Human patients with distichiasis treated with cryotherapy are generally managed by surgically separating the anterior and posterior lamellae of the eyelids and then freezing the posterior portion which includes the Meibomian glands from which the distichia arise (O’Donnell and Collin, 1993). Success rates were variable from those reports: only two patients of the 24 in O’Donnell and Collin’s study needed an additional cryotherapeutic surgery while nearly half of the 13 patients in another report required a second intervention (Anderson and Harvey, 1981). We have one case report of this split lid cryotherapy in the veterinary literature, that from Pip Boydell who sadly died of a brain tumour last year and so is no longer with us to continue his work using this technique on dogs (Enache et al., 2015).

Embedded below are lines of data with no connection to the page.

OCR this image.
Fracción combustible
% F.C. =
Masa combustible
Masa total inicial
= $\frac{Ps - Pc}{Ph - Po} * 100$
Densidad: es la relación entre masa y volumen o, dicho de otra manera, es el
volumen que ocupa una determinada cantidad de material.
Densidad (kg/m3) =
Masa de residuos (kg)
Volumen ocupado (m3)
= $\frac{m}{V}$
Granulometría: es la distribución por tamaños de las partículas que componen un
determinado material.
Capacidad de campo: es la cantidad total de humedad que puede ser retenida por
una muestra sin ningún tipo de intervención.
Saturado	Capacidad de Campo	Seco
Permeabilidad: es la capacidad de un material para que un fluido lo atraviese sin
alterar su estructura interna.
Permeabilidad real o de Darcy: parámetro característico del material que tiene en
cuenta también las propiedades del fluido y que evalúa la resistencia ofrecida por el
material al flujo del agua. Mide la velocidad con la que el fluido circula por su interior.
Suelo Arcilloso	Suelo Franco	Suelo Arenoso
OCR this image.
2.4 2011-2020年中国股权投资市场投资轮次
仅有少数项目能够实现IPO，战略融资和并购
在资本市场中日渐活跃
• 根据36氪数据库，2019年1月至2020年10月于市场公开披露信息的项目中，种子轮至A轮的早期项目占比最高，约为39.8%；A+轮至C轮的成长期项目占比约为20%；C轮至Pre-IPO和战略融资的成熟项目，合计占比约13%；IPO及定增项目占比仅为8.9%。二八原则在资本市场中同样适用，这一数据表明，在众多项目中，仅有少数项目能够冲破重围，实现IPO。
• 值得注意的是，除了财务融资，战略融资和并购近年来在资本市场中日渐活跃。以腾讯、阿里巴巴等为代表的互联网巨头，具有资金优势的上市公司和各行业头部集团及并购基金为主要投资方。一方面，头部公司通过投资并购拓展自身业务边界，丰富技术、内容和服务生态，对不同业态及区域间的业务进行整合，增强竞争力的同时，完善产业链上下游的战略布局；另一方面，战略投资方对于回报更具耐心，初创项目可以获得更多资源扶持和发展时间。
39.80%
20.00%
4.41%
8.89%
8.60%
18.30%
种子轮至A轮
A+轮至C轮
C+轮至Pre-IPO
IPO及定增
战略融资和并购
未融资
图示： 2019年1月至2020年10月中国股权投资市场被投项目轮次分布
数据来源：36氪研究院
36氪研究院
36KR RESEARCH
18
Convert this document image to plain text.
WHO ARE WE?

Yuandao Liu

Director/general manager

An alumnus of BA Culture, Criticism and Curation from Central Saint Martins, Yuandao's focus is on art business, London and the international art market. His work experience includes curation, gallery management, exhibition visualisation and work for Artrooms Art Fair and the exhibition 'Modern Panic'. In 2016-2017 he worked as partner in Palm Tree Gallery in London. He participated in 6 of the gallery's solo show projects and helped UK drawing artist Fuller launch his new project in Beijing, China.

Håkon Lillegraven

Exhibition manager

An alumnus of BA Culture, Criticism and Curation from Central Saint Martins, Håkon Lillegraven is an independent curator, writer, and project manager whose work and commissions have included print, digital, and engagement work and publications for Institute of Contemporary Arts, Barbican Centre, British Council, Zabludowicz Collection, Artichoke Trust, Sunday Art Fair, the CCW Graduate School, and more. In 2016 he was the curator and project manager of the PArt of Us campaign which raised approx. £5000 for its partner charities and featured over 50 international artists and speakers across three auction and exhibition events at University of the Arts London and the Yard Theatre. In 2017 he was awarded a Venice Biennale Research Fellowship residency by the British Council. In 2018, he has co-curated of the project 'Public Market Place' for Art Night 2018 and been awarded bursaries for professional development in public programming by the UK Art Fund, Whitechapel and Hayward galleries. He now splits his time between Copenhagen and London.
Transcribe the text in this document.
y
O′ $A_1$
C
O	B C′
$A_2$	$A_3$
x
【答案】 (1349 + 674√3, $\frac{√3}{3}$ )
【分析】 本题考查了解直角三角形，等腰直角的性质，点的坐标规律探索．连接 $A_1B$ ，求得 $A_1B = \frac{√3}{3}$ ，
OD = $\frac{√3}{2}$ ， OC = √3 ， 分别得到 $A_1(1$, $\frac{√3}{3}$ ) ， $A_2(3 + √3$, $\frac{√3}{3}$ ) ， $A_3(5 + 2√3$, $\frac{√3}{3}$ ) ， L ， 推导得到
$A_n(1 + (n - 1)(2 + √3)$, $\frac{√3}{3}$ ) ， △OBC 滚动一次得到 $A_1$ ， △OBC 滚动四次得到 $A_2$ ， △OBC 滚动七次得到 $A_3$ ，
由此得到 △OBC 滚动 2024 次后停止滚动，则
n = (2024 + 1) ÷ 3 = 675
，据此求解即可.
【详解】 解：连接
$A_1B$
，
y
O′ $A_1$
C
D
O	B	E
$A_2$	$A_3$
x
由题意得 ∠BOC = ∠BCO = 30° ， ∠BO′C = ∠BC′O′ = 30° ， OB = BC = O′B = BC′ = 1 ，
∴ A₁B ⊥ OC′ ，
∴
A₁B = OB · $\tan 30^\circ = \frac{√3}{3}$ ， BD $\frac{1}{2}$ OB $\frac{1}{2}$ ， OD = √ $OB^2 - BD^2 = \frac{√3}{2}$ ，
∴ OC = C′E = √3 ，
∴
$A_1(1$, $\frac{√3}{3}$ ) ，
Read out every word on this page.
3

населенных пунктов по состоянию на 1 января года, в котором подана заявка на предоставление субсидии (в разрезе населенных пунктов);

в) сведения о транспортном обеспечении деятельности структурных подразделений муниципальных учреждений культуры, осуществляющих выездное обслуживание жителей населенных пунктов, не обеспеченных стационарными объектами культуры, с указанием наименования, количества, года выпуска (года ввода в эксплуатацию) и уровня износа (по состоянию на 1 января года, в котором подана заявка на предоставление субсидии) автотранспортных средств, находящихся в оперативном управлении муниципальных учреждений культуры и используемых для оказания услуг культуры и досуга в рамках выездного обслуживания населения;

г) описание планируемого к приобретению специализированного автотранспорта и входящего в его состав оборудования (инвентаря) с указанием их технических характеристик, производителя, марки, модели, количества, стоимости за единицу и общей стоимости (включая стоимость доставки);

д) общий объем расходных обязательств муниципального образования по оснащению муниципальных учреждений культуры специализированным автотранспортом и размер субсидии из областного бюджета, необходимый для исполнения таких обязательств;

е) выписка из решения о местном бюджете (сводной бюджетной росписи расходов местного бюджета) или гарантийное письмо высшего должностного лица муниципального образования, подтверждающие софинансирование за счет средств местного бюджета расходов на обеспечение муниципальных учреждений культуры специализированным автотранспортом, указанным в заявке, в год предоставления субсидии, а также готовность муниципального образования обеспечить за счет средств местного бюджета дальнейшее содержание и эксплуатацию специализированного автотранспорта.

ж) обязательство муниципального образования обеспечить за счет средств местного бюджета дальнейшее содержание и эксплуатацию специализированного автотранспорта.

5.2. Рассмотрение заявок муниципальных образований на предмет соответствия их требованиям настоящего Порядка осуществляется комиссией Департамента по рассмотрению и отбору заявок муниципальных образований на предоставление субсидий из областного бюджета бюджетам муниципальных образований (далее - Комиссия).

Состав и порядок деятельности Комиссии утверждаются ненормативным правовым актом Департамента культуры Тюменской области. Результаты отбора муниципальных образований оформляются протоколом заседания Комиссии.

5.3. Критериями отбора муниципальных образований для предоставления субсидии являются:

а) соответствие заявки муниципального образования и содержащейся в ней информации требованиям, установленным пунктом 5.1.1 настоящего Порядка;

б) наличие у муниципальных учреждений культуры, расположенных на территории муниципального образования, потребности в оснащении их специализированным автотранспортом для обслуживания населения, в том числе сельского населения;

So, where does all of this leave us today? Recently, I’m pleased to say, an easily used cryosurgical appliance has been marketed to vets in the UK: a handheld device which readily allows a fine spray of nitrous oxide to be directed towards an eyelid lesion, be it a tumour or a distichial follicle in the Meibomian gland. Currently we have no published evidence of the efficacy of this device in veterinary patients and the relevant website gives only anecdotal reports. Having said that, use of cryotherapy in human cervical cancer patients has given a cure rate in cases with early detection of over 90 percent (Dolan et al., 2014) so one might expect a good response rate in benign periocular tumours. The success rate in distichiasis is more difficult to evaluate as quite often these hairs regrow in cases where electroepilation has been used without surgical resection.
Its handleability and ease of use are superb and I look forward to using it for distichia and lid masses in the future. With any luck, in another year or two I’ll be able to put a more qualitative account in the peer-reviewed literature and demonstrate that my first impressions have been confirmed.